Дядька услышал, прожевал кусок хлеба, вышел из-за будки и подошел к ним поближе. Седой, перемазанный глиной, лицо обросшее, серое от щетины, руки в карманах.
— Могу я вас спросить?
— Добрый-та день! — У дядьки был заметен шаришский выговор.
— Добрый день!
— Дак что вам нужно?
— Прошу вас, скажите, где же замок? Большое, огромное такое здание? Мне думается, он был где-то здесь, или я ошибаюсь?
Дядька усмехнулся, пожал плечами.
— Где же он?
— Был да весь вышел. Костел-то вон еще стоит, — сказал дядька и показал на обшарпанные башни, одну повыше, другую пониже, обе давно без кровель, на остов костела, прикрытый временной высокой крышей. — Там сейчас склад, в костеле-то.
— А где же замок?
— Дак разобрали, дак как война кончилась, дак сразу в сорок пятом — знаете, материал, кирпич, дак, значит…
— Разобрали?
— Дак…
— Кто?
Дядька пожал плечами.
— А здесь что будете строить?
— Дак универмаг.
— Универмаг, вот оно что.
Дядька заметил их растерянность и удивление, заметил, что Гулдан рассержен, а у сына какое-то недоверчивое любопытство. Он понял, что это туристы, но кто их там этих туристов разберет. Кто знает, чего они все выспрашивают? Кто, мол, растащил кирпич из замка? Кто взял, тот взял. Не съел же. Построил себе дом… Ему хотелось поскорее избавиться от Гулдана и его Мариана — шли бы своей дорогой, — и он спросил:
— А липы смотреть не пойдете?
— Липы?
— Дак…
— Пойдем, а что? Липы вон они. Там стоит сто лип… Сто лип.
— Дак тринадцать…
— Как так? — Гулдан побледнел. — Что случилось? Осталось только тринадцать?..
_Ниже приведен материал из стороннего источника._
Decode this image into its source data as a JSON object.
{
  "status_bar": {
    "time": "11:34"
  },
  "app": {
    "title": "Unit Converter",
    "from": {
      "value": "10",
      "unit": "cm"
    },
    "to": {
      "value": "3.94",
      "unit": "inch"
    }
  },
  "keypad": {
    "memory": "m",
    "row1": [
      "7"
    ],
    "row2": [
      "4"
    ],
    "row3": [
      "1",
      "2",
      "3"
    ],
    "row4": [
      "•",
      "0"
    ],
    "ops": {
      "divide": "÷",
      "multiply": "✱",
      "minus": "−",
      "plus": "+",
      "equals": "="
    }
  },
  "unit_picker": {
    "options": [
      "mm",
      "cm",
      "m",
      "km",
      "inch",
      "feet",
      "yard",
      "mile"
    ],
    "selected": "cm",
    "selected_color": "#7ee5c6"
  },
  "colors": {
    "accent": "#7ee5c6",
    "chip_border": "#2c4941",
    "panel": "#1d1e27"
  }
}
— Дак тринадцать… — Тут дядька вытянул перед собой руки, сжал кулаки и начал двигать ими, будто вгрызаясь острой пилой в толстую колоду, хорошо отточенной поперечной пилой. — Тринадцать…
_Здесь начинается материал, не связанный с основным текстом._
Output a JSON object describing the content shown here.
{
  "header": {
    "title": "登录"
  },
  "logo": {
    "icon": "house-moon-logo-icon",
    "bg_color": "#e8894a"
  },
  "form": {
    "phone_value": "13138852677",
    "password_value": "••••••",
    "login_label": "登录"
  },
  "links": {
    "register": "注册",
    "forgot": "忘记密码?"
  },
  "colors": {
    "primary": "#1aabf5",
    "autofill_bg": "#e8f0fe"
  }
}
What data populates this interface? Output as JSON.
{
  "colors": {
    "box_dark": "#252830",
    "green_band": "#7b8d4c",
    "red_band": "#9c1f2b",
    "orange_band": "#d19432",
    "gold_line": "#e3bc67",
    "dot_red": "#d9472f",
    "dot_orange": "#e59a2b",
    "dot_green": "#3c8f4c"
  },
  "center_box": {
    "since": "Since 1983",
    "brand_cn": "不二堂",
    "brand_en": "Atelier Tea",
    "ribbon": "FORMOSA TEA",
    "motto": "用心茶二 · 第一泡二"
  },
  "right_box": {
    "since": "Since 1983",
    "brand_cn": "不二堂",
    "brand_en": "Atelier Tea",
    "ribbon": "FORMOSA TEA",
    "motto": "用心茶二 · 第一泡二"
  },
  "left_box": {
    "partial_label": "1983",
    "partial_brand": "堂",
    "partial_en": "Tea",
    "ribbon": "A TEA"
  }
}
В ушах у Гулдана зашипела и зазвенела пила, он сказал Мариану: «Пошли!», дядьке: «Прощайте!» — и заторопился к старым, высоким и раскидистым липам.
Ветер в них шумел и шелестел, гудел и завывал, шумела и желтая, пенящаяся вода вздувшейся от дождей недалекой речки.
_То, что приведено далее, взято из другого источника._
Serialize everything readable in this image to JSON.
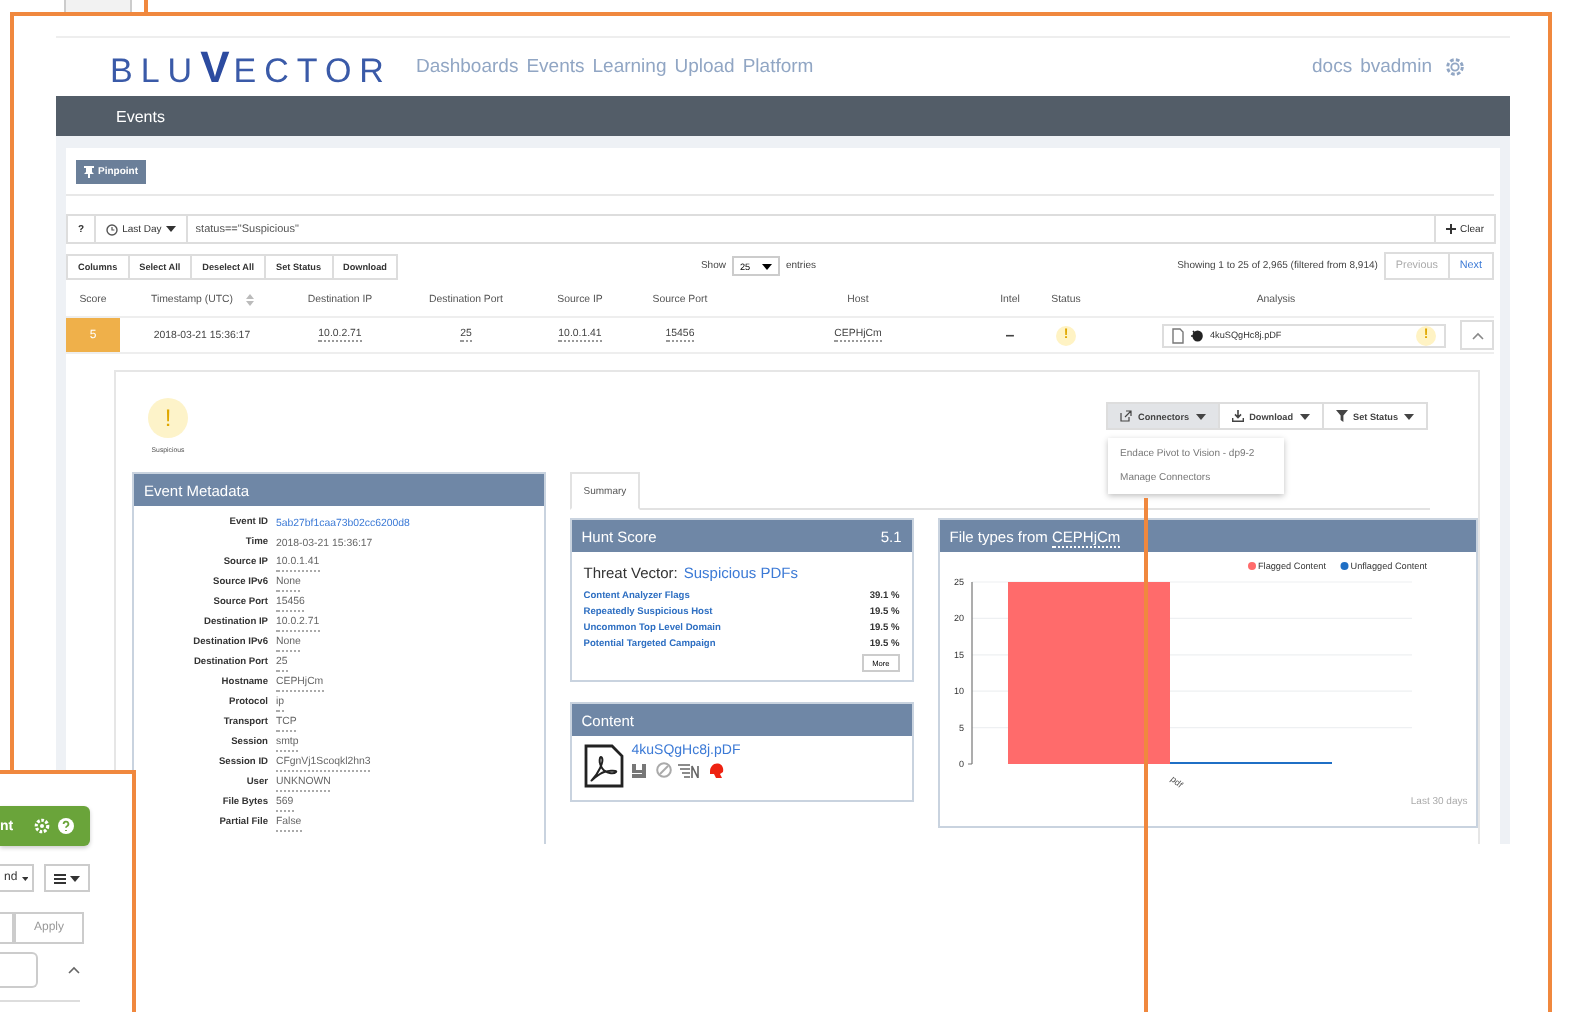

Аллея в два рукава, похожая на знак, обозначающий на карте руины крепостей, два огромных рукава под прямым углом… Гулдан посмотрел на целый рукав, кое-где поврежденный природой и временем, потом взял Мариана за озябшую руку и провел вдоль по аллее до самой вздувшейся речки. Сказал, что речка зовется Каменец, и замялся, не зная, что делать дальше. Ему подумалось, что сначала лучше было показать Мариану второй рукав, пострадавший от войны и от людей, а потом уж показывать этот — здоровый. А то останется неприятный осадок… Ведь как скажешь, как объяснишь, что порой достаточно мелочи — и люди перестают быть похожими на людей? Он снова взял его за холодную руку и предложил:
— Давай пересчитаем сначала эти липы.
— Хорошо, отец!
Медленно возвращаясь по аллее, они считали.
Вода шумела, ветер завывал в кронах, небо над липами было мрачное, на нем громоздились темные, синевато-серые валы облаков, туч и туманов. Над недалеким темно-зеленым лесом протягивал свои вялые щупальца белый лоскут холодного тумана.
— Двадцать три, двадцать четыре… — считали Гулдан с Марианом мощные стволы и, когда насчитали больше пятидесяти, почти весь здоровый рукав аллеи, перешли в рукав, пострадавший от войны. Гулдан как-то побаивался другого, отдаленного конца. Там на земле валялись ворохи листьев, веток, черных сучьев, белели сердцевины срубленных и распиленных стволов. Они подошли к тринадцати спиленным липам, больным и здоровым, лежащим на земле. Смотрели на толстые стволы, на сучья и ветки, листву, кору, старую и молодую. Дерево продолжало расти и омолаживаться, хотя его уже начинала глодать смерть… Гулдана слегка передернуло. Он чувствовал себя, как некогда, когда опоздал со своей частью и на маленьком кладбище оплакивал семерых казненных парней. (Их взял в плен лейтенант Эмануель Хиппель в деревушке Горная Вес; парней отвели на маленькое кладбище, сказав, что они отдохнут на этом засранном погосте, и по приказу Хиппеля всех расстреляли.) Нет, это не так! — пытался урезонить себя Гулдан. Там были люди, здоровые, молодые, — здесь старые, больные липы, деревья. Он оглянулся на ряд новых домиков. Может, они построены из кирпичей разобранного замка, конечно, это так же верно, как то, что меня зовут Гулдан! Может, они и правы… Он смотрел дальше. Никого не было видно. Домики закрыты, окна тоже. Нигде ни души. Как на том кладбище, там были тоже только убитые, казненные — а те, которые их убили, убрались восвояси. Здешние тоже удрали. «Там сто лип стоит…» Он чувствовал — старые стихи смеются над ним.
Вдруг из-за веток и листьев выбежала девчушка в красной юбочке в клетку, прыгнула на огромный пень и увидела Гулдана и Мариана. Ее большие черные глаза расширились, широкий рот улыбнулся, каштановыми волосами играл ветер. Она смело посмотрела на них и дернула плечом.
— Что здесь произошло? — спросил ее Гулдан.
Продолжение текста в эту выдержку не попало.